For models >= 2GB, ONNX uses external data format:

// Automatically detect and load external data
const pipe = await pipeline('text-generation', 'large-model-id', {
  use_external_data_format: true
});

// Specify number of external data chunks
const pipe = await pipeline('text-generation', 'large-model-id', {
  use_external_data_format: 5  // Load 5 chunks (model.onnx_data_0 to _4)
});

How it works:

  • Models >= 2GB split weights into separate files
  • Main file: model.onnx (structure only)
  • Data files: model.onnx_data or model.onnx_data_0, model.onnx_data_1, etc.

Default behavior:

  • false - No external data (models < 2GB)
  • true - Load external data automatically
  • number - Load this many external data chunks

Maximum chunks: 100 (defined by MAX_EXTERNAL_DATA_CHUNKS)

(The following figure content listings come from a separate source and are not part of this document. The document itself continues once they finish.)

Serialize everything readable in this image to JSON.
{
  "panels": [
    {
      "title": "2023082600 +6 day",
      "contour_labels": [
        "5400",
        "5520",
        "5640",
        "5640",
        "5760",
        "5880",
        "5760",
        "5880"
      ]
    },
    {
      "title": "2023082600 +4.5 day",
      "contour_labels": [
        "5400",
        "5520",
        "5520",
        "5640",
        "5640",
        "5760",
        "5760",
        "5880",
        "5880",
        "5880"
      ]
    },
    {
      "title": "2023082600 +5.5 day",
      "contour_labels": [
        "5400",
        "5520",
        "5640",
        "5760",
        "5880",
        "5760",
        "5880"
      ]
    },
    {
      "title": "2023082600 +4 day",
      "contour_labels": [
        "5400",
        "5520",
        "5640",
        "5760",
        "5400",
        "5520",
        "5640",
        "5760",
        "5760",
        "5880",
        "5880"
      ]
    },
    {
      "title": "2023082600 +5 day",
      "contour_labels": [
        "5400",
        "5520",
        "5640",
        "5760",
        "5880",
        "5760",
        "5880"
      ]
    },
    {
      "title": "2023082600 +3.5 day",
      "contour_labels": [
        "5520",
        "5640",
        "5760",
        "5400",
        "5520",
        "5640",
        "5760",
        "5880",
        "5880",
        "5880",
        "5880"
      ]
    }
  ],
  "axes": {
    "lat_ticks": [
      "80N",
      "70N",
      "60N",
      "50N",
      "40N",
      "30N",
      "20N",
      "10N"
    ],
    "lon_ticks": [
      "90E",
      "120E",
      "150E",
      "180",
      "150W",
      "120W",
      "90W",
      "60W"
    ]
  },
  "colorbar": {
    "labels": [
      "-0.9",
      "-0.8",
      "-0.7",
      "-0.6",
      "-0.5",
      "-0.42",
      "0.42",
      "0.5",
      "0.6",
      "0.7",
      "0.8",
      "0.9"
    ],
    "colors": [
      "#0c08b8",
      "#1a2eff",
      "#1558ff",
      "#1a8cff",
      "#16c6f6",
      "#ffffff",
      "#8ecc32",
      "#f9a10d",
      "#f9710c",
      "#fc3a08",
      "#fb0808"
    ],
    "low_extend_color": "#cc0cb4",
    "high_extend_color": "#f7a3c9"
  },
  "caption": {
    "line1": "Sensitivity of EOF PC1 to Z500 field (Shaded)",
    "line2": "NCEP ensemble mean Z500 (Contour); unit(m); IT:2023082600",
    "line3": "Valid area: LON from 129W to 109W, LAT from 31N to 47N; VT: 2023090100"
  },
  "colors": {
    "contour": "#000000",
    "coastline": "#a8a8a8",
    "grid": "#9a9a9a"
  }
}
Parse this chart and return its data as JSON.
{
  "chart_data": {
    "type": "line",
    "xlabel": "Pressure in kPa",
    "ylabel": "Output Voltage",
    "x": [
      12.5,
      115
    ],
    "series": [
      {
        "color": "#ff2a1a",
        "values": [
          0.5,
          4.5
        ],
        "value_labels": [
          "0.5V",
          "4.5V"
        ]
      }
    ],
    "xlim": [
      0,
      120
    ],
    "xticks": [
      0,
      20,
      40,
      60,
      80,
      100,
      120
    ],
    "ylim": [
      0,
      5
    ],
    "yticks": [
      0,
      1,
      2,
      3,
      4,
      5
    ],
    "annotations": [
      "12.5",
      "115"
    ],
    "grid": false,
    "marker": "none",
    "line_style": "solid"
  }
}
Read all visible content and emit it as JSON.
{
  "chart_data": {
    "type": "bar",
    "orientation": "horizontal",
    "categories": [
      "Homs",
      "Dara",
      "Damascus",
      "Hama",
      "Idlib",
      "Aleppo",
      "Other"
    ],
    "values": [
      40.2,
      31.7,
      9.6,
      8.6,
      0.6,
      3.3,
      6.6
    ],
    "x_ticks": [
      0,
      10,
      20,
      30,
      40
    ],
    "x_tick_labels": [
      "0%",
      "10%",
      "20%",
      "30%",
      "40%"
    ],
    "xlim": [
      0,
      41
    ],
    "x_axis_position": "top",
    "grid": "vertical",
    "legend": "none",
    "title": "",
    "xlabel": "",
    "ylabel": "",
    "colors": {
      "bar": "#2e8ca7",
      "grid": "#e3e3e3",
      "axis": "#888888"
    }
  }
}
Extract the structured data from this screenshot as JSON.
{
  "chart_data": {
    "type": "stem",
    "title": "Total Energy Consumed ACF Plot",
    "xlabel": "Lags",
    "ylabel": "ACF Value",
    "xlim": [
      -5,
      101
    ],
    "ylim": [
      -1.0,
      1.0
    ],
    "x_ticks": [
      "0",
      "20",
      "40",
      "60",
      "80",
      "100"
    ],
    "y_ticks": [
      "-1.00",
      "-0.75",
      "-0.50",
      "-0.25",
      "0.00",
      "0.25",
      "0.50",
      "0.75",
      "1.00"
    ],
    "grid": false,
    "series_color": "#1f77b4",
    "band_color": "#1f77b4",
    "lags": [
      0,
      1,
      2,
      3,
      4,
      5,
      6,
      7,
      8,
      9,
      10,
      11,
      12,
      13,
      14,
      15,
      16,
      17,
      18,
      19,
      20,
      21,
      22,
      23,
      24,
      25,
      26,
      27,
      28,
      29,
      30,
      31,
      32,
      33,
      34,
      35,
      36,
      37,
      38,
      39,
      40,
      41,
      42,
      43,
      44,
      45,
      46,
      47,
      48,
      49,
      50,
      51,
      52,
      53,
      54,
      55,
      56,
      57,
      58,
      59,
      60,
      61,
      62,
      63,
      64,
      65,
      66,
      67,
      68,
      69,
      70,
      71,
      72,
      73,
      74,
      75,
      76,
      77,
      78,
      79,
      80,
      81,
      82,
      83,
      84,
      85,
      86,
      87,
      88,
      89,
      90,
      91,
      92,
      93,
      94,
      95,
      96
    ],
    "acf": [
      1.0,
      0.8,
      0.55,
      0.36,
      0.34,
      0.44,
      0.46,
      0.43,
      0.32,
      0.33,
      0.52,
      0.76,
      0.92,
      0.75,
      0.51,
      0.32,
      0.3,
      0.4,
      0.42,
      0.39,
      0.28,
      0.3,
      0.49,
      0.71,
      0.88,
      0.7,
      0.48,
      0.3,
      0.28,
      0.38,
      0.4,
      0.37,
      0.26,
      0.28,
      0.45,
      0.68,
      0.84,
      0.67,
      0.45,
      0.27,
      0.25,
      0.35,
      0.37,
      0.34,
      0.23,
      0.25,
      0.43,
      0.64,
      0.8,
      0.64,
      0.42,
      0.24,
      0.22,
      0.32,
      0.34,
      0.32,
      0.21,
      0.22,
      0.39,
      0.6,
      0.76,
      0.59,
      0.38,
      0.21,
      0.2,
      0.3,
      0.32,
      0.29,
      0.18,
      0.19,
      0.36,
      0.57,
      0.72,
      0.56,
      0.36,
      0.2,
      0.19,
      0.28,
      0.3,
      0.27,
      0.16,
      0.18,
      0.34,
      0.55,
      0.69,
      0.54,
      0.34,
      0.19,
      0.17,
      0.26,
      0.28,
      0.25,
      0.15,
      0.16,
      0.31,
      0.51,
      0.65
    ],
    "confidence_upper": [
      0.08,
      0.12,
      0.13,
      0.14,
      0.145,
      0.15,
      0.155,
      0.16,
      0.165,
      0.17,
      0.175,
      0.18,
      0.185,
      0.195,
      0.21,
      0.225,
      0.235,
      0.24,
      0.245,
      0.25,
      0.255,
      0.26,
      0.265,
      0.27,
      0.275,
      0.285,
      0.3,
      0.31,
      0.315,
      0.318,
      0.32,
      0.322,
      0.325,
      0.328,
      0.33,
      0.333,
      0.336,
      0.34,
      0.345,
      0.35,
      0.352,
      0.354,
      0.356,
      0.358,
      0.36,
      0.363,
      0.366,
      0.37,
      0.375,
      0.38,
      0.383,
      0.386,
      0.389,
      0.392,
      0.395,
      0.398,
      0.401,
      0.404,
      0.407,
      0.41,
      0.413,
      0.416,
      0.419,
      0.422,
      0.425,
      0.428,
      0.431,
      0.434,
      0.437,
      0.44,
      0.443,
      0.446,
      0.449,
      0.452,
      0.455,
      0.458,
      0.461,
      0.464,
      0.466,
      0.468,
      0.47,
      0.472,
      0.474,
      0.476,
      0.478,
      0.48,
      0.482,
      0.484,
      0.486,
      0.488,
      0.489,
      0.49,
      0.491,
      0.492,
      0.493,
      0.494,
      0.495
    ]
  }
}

Per-component external data:

const pipe = await pipeline('text-generation', 'large-model-id', {
  use_external_data_format: {
    encoder: true,
    decoder: 3  // Decoder has 3 external data chunks
  }
});

Session Options

Advanced ONNX Runtime configuration:

const pipe = await pipeline('sentiment-analysis', 'model-id', {
  session_options: {
    executionProviders: ['webgpu', 'wasm'],
    graphOptimizationLevel: 'all',
    enableCpuMemArena: true,
    enableMemPattern: true,
    executionMode: 'sequential',
    logSeverityLevel: 2,
    logVerbosityLevel: 0
  }
});

Common session options:

Option Description Default
executionProviders Ordered list of execution providers ['wasm']
graphOptimizationLevel Graph optimization: 'disabled', 'basic', 'extended', 'all' 'all'
enableCpuMemArena Enable CPU memory arena for faster memory allocation true
enableMemPattern Enable memory pattern optimization true
executionMode 'sequential' or 'parallel' 'sequential'
logSeverityLevel 0=Verbose, 1=Info, 2=Warning, 3=Error, 4=Fatal 2
freeDimensionOverrides Override dynamic dimensions (e.g., { batch_size: 1 }) -

Use cases:

  • Fine-tune performance for specific hardware
  • Debug model execution issues
  • Override dynamic shapes
  • Control memory usage

Common Configuration Patterns

Development

Fast iteration with progress tracking:

import { pipeline } from '@huggingface/transformers';

const pipe = await pipeline('sentiment-analysis', null, {
  progress_callback: (info) => {
    if (info.status === 'progress') {
      console.log(`${info.file}: ${info.progress.toFixed(1)}%`);
    }
  }
});

Production (GPU)

Use WebGPU with fp16 for better performance:

const pipe = await pipeline('sentiment-analysis', 'model-id', {
  device: 'webgpu',
  dtype: 'fp16'
});

Production (CPU)

Use quantization for smaller size and faster CPU inference:

const pipe = await pipeline('sentiment-analysis', 'model-id', {
  dtype: 'q8'  // or 'q4' for even smaller
});

Offline/Local

Prevent network requests, use only local models:

import { pipeline, env } from '@huggingface/transformers';

env.allowLocalModels = true;
env.localModelPath = './models/';

const pipe = await pipeline('sentiment-analysis', 'model-id', {
  local_files_only: true
});

Per-Component Settings

For encoder-decoder models, configure each component separately:

const pipe = await pipeline('automatic-speech-recognition', 'model-id', {
  device: {
    encoder: 'webgpu',
    decoder: 'wasm'
  },
  dtype: {
    encoder: 'fp16',
    decoder: 'q8'
  }
});

Best Practices

  1. Progress Callbacks: Use progress_callback for large models to show download progress
  2. Quantization: Use q8 or q4 for CPU inference to reduce size and improve speed
  3. Device Selection: Use webgpu for better performance when available
  4. Offline-First: Use local_files_only: true in production to avoid runtime downloads
  5. Version Pinning: Use revision to pin model versions for reproducible deployments
  6. Memory Management: Always dispose pipelines with pipe.dispose() when done

This document covers all available options for the pipeline() function. For environment-level configuration (remote hosts, global cache settings, WASM paths), see the Configuration Reference.